Laura: Let’s all take a second to recognize what grace it is that we live in 2016 and can benefit from these things. Em and I were talking about childbirth, through history and thinking how amazing it is that we have modern, medical graces from God, to be able to deliver and to deal with those things. The point is, as you plan your birth, it is totally okay to say, "These are some of the things that I really hope to have." That’s the key word - hope to have. But you also look at it and say, “Gosh, I want to thank God for this modern medical care,” that Emily was talking through. All of the grace that is in birth, the choices that I have, the care that I can receive. Being grateful that there is help for when things don’t go to plan and second, trust that God is in control. That he is working for your good. That this is again, as we’ve been talking about, pointing to our ultimate rescuer to the ultimate person who will rescue us and deliver us from all pain in all of life.
Emily: No matter what happens, we are in Christ and we don’t have to be tied to our story. We are not our birth story.
Laura: Amen. It’s placing trust in God and that He is over everything. That He is our refuge. That we can’t trust in training, or in a person’s experience, or a book, or a method, or plan. That is the great hang up of birth plans, at least it was for me. I was trusting that in my plan, I was going to somehow get this great birth.
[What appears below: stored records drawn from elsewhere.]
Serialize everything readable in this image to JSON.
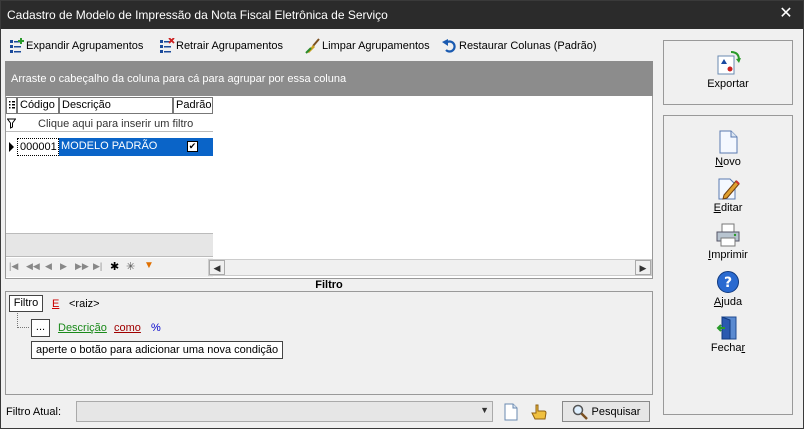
{
  "window": {
    "title": "Cadastro de Modelo de Impressão da Nota Fiscal Eletrônica de Serviço",
    "close_glyph": "✕"
  },
  "toolbar": {
    "expand": "Expandir Agrupamentos",
    "collapse": "Retrair Agrupamentos",
    "clear": "Limpar Agrupamentos",
    "restore": "Restaurar Colunas (Padrão)"
  },
  "groupbar": {
    "hint": "Arraste o cabeçalho da coluna para cá para agrupar por essa coluna"
  },
  "grid": {
    "columns": [
      "Código",
      "Descrição",
      "Padrão"
    ],
    "filter_placeholder": "Clique aqui para inserir um filtro",
    "rows": [
      {
        "codigo": "000001",
        "descricao": "MODELO PADRÃO NFS",
        "padrao": true
      }
    ],
    "check_glyph": "✔"
  },
  "filter": {
    "title": "Filtro",
    "button": "Filtro",
    "op": "E",
    "root": "<raiz>",
    "add": "...",
    "field": "Descrição",
    "operator": "como",
    "value": "%",
    "hint": "aperte o botão para adicionar uma nova condição"
  },
  "bottom": {
    "label": "Filtro Atual:",
    "combo_value": "",
    "search": "Pesquisar"
  },
  "actions": {
    "exportar": "Exportar",
    "novo_u": "N",
    "novo_r": "ovo",
    "editar_u": "E",
    "editar_r": "ditar",
    "imprimir_u": "I",
    "imprimir_r": "mprimir",
    "ajuda_u": "A",
    "ajuda_r": "juda",
    "fechar_pre": "Fecha",
    "fechar_u": "r"
  },
  "colors": {
    "selection": "#0a64c8",
    "titlebar": "#2b2b2b",
    "groupbar": "#8c8c8c"
  }
}
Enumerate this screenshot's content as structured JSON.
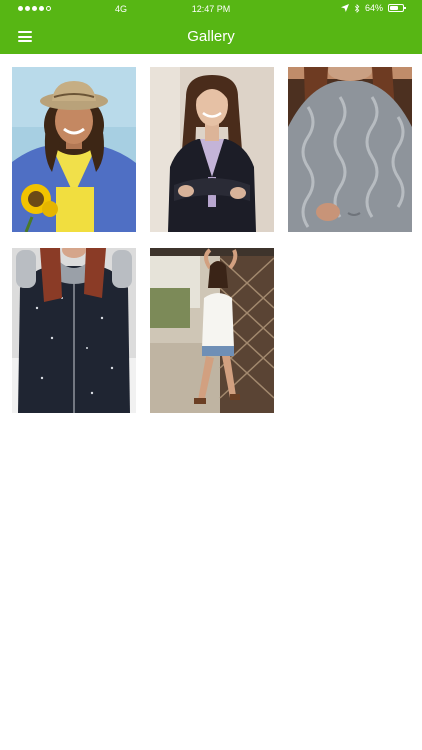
{
  "status_bar": {
    "carrier": "4G",
    "time": "12:47 PM",
    "battery": "64%",
    "icons": [
      "signal-dots-icon",
      "location-arrow-icon",
      "bluetooth-icon",
      "battery-icon"
    ]
  },
  "navbar": {
    "title": "Gallery",
    "menu_icon": "hamburger-menu-icon"
  },
  "theme": {
    "accent": "#57b614",
    "background": "#ffffff"
  },
  "gallery": {
    "photos": [
      {
        "name": "photo-cowboy-hat-sunflower"
      },
      {
        "name": "photo-black-blazer"
      },
      {
        "name": "photo-knit-sweater"
      },
      {
        "name": "photo-winter-coat"
      },
      {
        "name": "photo-white-top-fence"
      }
    ]
  }
}
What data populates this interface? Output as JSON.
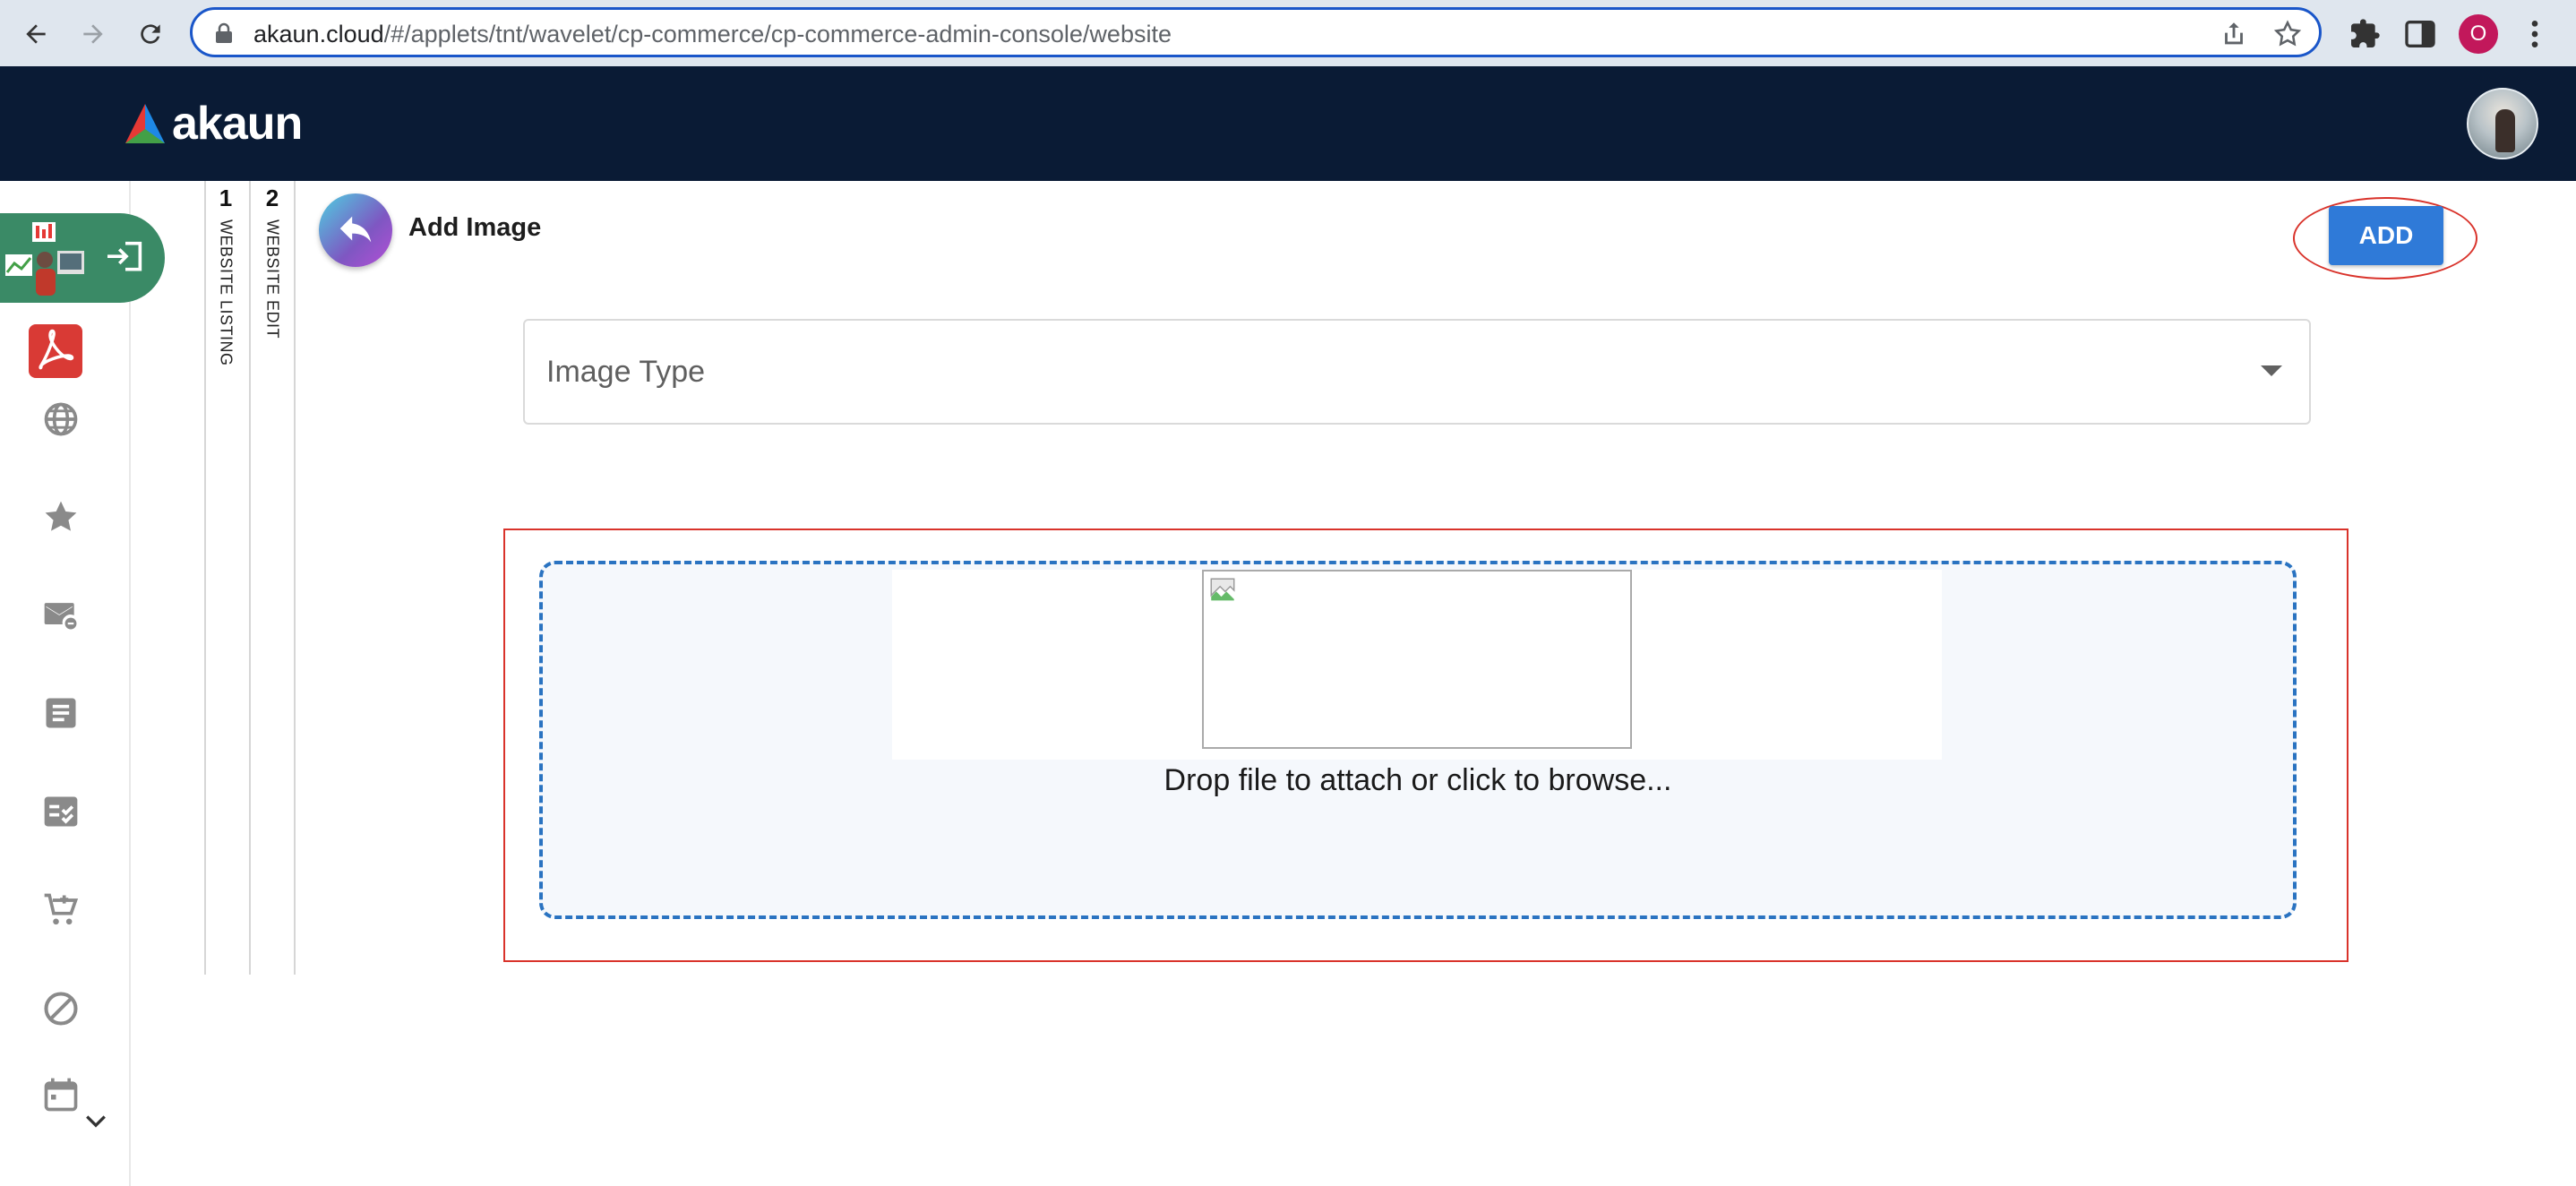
{
  "browser": {
    "url_host": "akaun.cloud",
    "url_path": "/#/applets/tnt/wavelet/cp-commerce/cp-commerce-admin-console/website",
    "profile_initial": "O"
  },
  "app": {
    "brand": "akaun"
  },
  "steps": [
    {
      "number": "1",
      "label": "WEBSITE LISTING"
    },
    {
      "number": "2",
      "label": "WEBSITE EDIT"
    }
  ],
  "page": {
    "title": "Add Image",
    "add_button": "ADD",
    "image_type_label": "Image Type",
    "drop_text": "Drop file to attach or click to browse..."
  },
  "colors": {
    "header_bg": "#0a1b35",
    "accent": "#2f7ad8",
    "highlight": "#d9332b",
    "sidebar_active": "#3a8a66"
  },
  "sidebar_icons": [
    "login-icon",
    "acrobat-icon",
    "globe-icon",
    "star-icon",
    "mail-icon",
    "document-icon",
    "checklist-icon",
    "cart-icon",
    "block-icon",
    "calendar-icon",
    "chevron-down-icon"
  ]
}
Emily: No matter what happens, our identity is not found in our birth plan, or how it goes, or whether it’s good or bad. Our identity is tied to Jesus. That is a good place to close today. I know Laura and I could sit and talk birth plans for a long time. We are going to have some good resources. There’s a lot of good articles out there about planning for birth and trusting in Christ, and giving glory to God regardless of what your situation looks like. We’ll be linking to some of those things on our show notes.